3.1 |Chapter 3 Success is Predestined
Chapter 3 | Success is Predestined: The Metaphor of the Great Tree and the Mushroom
In this chapter, we will seriously address the critical question left hanging in the previous one: If successology is not a science that can clearly prescribe "input-output" and cannot guarantee success for everyone, why is it that some people study successology and indeed succeed?
I. A Remark from a Tow Truck Driver: Must One Accept Their Fate?
Before answering this, I’d like to start with a small incident that happened during a recent trip back to China. Because I had been working in Silicon Valley for over a year, one of the cars at my home in Shenzhen—a Mercedes-Benz—had been sitting idle in the garage for a long time.
After I returned, I took it out for a drive to a roadside restaurant. When I finished my meal and tried to start the ignition, the car simply wouldn't start. I had just arrived and hadn't officially returned to the office yet, so I couldn't arrange things through my assistant immediately. Left with no choice, I called the dealership. As a VIP client, they promptly sent a driver to tow the car.
The driver was a man in his fifties from Sichuan, exceptionally talkative. On the way back to the dealership, he shared stories about his hometown, known as the "Land of Lemons." He taught me: "Don’t pick the pretty lemons; those are usually coated in pesticides. Choose the ones that look a bit ugly on the surface." This led him to a very Chinese piece of folk wisdom: Many things that look beautiful on the outside are actually toxic; the truly safe and good things often don't look that impressive.
He suggested that in life and business, one must learn the principle of "Reversion is the movement of the Tao"—to think and choose in reverse.
Gradually, he began to talk about his generation. He said many of them had been "fooled" and "delayed" their entire lives by China’s high housing prices. His tone held a mix of indignation and the quiet resignation of someone who had seen through it all. Listening to him, I was deeply moved. Here was a man you would ordinarily dismiss as just a "mechanic," yet many of his judgments, metaphors, and emotions were strikingly close to the things I had been contemplating for years.
At that moment, I realized: thinkers are everywhere in China; they just don't always write books.
As we talked, he turned to the subject of success. He said: "No matter how successful a person's career is, if they haven't educated their children well, they haven't actually succeeded." This naturally brought us back to the theme of this book—the true definition of "success."
Just as we arrived at the dealership, he sighed deeply and said something that serves as the perfect opening for this chapter:
"I’ve spent my whole life striving and being competitive. But in the end, I realized—man must accept his fate! Most of a person's life is predetermined. No matter how much we learn or how much we toss and turn, in the end, we cannot escape our destiny!"
II. Destiny as a Universal Human Intuition
Indeed, Chinese people have a deep-seated belief in "Fate" (Ming). This is why the profession of fortune-telling has thrived for thousands of years in China. People visit temples and shrines to draw lots and ask about their future. The I Ching has endured for millennia, and often, the more power and status a person holds, the more they believe in this. Nearly every tycoon, powerful official, or celebrity in China has their own metaphysical advisor.
They consult these masters on "luck" before making major decisions, participating in rituals to change their names or alter their fortunes.
But this isn't unique to the Chinese. Systems of "destiny-reading" are highly developed worldwide. The West has Tarot cards and astrology; India has a vast Vedic astrology tradition; Japan has countless forms of fortune-telling. Regardless of the form, the essence remains: humans want to know their destiny in advance.
Behind this lies a shared premise: we all secretly believe that destiny exists.

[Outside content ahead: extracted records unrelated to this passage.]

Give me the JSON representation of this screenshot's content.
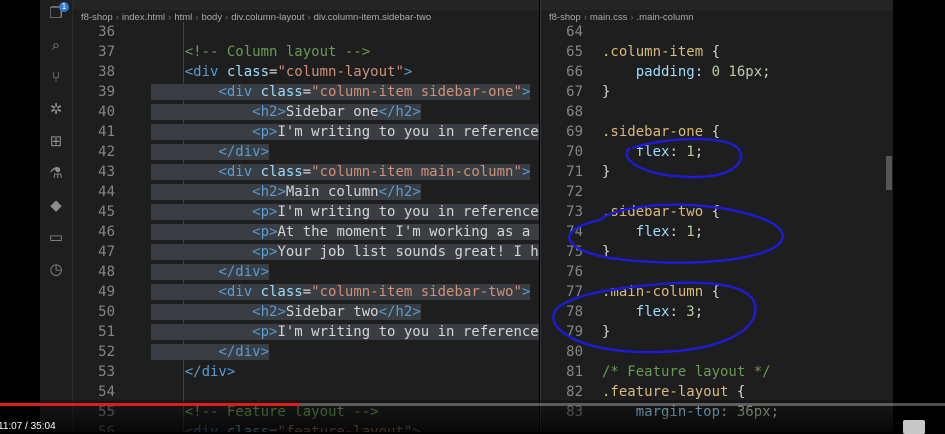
{
  "activity_bar": {
    "badge": "1",
    "icons": [
      "explorer-icon",
      "search-icon",
      "source-control-icon",
      "debug-icon",
      "extensions-icon",
      "testing-icon",
      "docker-icon",
      "remote-icon",
      "timeline-icon"
    ]
  },
  "left_editor": {
    "breadcrumb": [
      "f8-shop",
      "index.html",
      "html",
      "body",
      "div.column-layout",
      "div.column-item.sidebar-two"
    ],
    "lines": [
      {
        "n": "36",
        "parts": []
      },
      {
        "n": "37",
        "parts": [
          [
            "c-comment",
            "    <!-- Column layout -->"
          ]
        ]
      },
      {
        "n": "38",
        "parts": [
          [
            "c-tag",
            "    <div "
          ],
          [
            "c-attr",
            "class"
          ],
          [
            "c-txt",
            "="
          ],
          [
            "c-str",
            "\"column-layout\""
          ],
          [
            "c-tag",
            ">"
          ]
        ]
      },
      {
        "n": "39",
        "parts": [
          [
            "c-tag",
            "        <div "
          ],
          [
            "c-attr",
            "class"
          ],
          [
            "c-txt",
            "="
          ],
          [
            "c-str",
            "\"column-item sidebar-one\""
          ],
          [
            "c-tag",
            ">"
          ]
        ]
      },
      {
        "n": "40",
        "parts": [
          [
            "c-tag",
            "            <h2>"
          ],
          [
            "c-txt",
            "Sidebar one"
          ],
          [
            "c-tag",
            "</h2>"
          ]
        ]
      },
      {
        "n": "41",
        "parts": [
          [
            "c-tag",
            "            <p>"
          ],
          [
            "c-txt",
            "I'm writing to you in reference to the"
          ]
        ]
      },
      {
        "n": "42",
        "parts": [
          [
            "c-tag",
            "        </div>"
          ]
        ]
      },
      {
        "n": "43",
        "parts": [
          [
            "c-tag",
            "        <div "
          ],
          [
            "c-attr",
            "class"
          ],
          [
            "c-txt",
            "="
          ],
          [
            "c-str",
            "\"column-item main-column\""
          ],
          [
            "c-tag",
            ">"
          ]
        ]
      },
      {
        "n": "44",
        "parts": [
          [
            "c-tag",
            "            <h2>"
          ],
          [
            "c-txt",
            "Main column"
          ],
          [
            "c-tag",
            "</h2>"
          ]
        ]
      },
      {
        "n": "45",
        "parts": [
          [
            "c-tag",
            "            <p>"
          ],
          [
            "c-txt",
            "I'm writing to you in reference to the"
          ]
        ]
      },
      {
        "n": "46",
        "parts": [
          [
            "c-tag",
            "            <p>"
          ],
          [
            "c-txt",
            "At the moment I'm working as a Sample"
          ]
        ]
      },
      {
        "n": "47",
        "parts": [
          [
            "c-tag",
            "            <p>"
          ],
          [
            "c-txt",
            "Your job list sounds great! I hope tha"
          ]
        ]
      },
      {
        "n": "48",
        "parts": [
          [
            "c-tag",
            "        </div>"
          ]
        ]
      },
      {
        "n": "49",
        "parts": [
          [
            "c-tag",
            "        <div "
          ],
          [
            "c-attr",
            "class"
          ],
          [
            "c-txt",
            "="
          ],
          [
            "c-str",
            "\"column-item sidebar-two\""
          ],
          [
            "c-tag",
            ">"
          ]
        ]
      },
      {
        "n": "50",
        "parts": [
          [
            "c-tag",
            "            <h2>"
          ],
          [
            "c-txt",
            "Sidebar two"
          ],
          [
            "c-tag",
            "</h2>"
          ]
        ]
      },
      {
        "n": "51",
        "parts": [
          [
            "c-tag",
            "            <p>"
          ],
          [
            "c-txt",
            "I'm writing to you in reference to the"
          ]
        ]
      },
      {
        "n": "52",
        "parts": [
          [
            "c-tag",
            "        </div>"
          ]
        ]
      },
      {
        "n": "53",
        "parts": [
          [
            "c-tag",
            "    </div>"
          ]
        ]
      },
      {
        "n": "54",
        "parts": []
      },
      {
        "n": "55",
        "parts": [
          [
            "c-comment",
            "    <!-- Feature layout -->"
          ]
        ]
      },
      {
        "n": "56",
        "parts": [
          [
            "c-tag",
            "    <div "
          ],
          [
            "c-attr",
            "class"
          ],
          [
            "c-txt",
            "="
          ],
          [
            "c-str",
            "\"feature-layout\""
          ],
          [
            "c-tag",
            ">"
          ]
        ]
      }
    ]
  },
  "right_editor": {
    "breadcrumb": [
      "f8-shop",
      "main.css",
      ".main-column"
    ],
    "lines": [
      {
        "n": "64",
        "parts": []
      },
      {
        "n": "65",
        "parts": [
          [
            "c-sel",
            ".column-item"
          ],
          [
            "c-txt",
            " {"
          ]
        ]
      },
      {
        "n": "66",
        "parts": [
          [
            "c-prop",
            "    padding"
          ],
          [
            "c-txt",
            ": "
          ],
          [
            "c-num",
            "0 16px"
          ],
          [
            "c-txt",
            ";"
          ]
        ]
      },
      {
        "n": "67",
        "parts": [
          [
            "c-txt",
            "}"
          ]
        ]
      },
      {
        "n": "68",
        "parts": []
      },
      {
        "n": "69",
        "parts": [
          [
            "c-sel",
            ".sidebar-one"
          ],
          [
            "c-txt",
            " {"
          ]
        ]
      },
      {
        "n": "70",
        "parts": [
          [
            "c-prop",
            "    flex"
          ],
          [
            "c-txt",
            ": "
          ],
          [
            "c-num",
            "1"
          ],
          [
            "c-txt",
            ";"
          ]
        ]
      },
      {
        "n": "71",
        "parts": [
          [
            "c-txt",
            "}"
          ]
        ]
      },
      {
        "n": "72",
        "parts": []
      },
      {
        "n": "73",
        "parts": [
          [
            "c-sel",
            ".sidebar-two"
          ],
          [
            "c-txt",
            " {"
          ]
        ]
      },
      {
        "n": "74",
        "parts": [
          [
            "c-prop",
            "    flex"
          ],
          [
            "c-txt",
            ": "
          ],
          [
            "c-num",
            "1"
          ],
          [
            "c-txt",
            ";"
          ]
        ]
      },
      {
        "n": "75",
        "parts": [
          [
            "c-txt",
            "}"
          ]
        ]
      },
      {
        "n": "76",
        "parts": []
      },
      {
        "n": "77",
        "parts": [
          [
            "c-sel",
            ".main-column"
          ],
          [
            "c-txt",
            " {"
          ]
        ]
      },
      {
        "n": "78",
        "parts": [
          [
            "c-prop",
            "    flex"
          ],
          [
            "c-txt",
            ": "
          ],
          [
            "c-num",
            "3"
          ],
          [
            "c-txt",
            ";"
          ]
        ]
      },
      {
        "n": "79",
        "parts": [
          [
            "c-txt",
            "}"
          ]
        ]
      },
      {
        "n": "80",
        "parts": []
      },
      {
        "n": "81",
        "parts": [
          [
            "c-comment",
            "/* Feature layout */"
          ]
        ]
      },
      {
        "n": "82",
        "parts": [
          [
            "c-sel",
            ".feature-layout"
          ],
          [
            "c-txt",
            " {"
          ]
        ]
      },
      {
        "n": "83",
        "parts": [
          [
            "c-prop",
            "    margin-top"
          ],
          [
            "c-txt",
            ": "
          ],
          [
            "c-num",
            "36px"
          ],
          [
            "c-txt",
            ";"
          ]
        ]
      }
    ]
  },
  "player": {
    "time": "11:07 / 35:04",
    "progress": 0.317
  }
}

Western classical mythology expresses the same idea. Take the story of Oedipus—it is essentially the tale of a man desperately trying to outrun a prophecy, only to walk straight into it. The more you try to bypass it, the more you find yourself on the path that was written long ago.
Thus, "destiny" is a common intuition shared across time and cultures. Every person seems to be born with an invisible "script." Everyone is inherently different from the start.
More ironically, many who firmly believe that "man can conquer heaven" may, in their very struggle to "change their fate," merely be faithfully following the "fate-changing path" already arranged for them. Their rebellion itself exists within the trajectory of their destiny.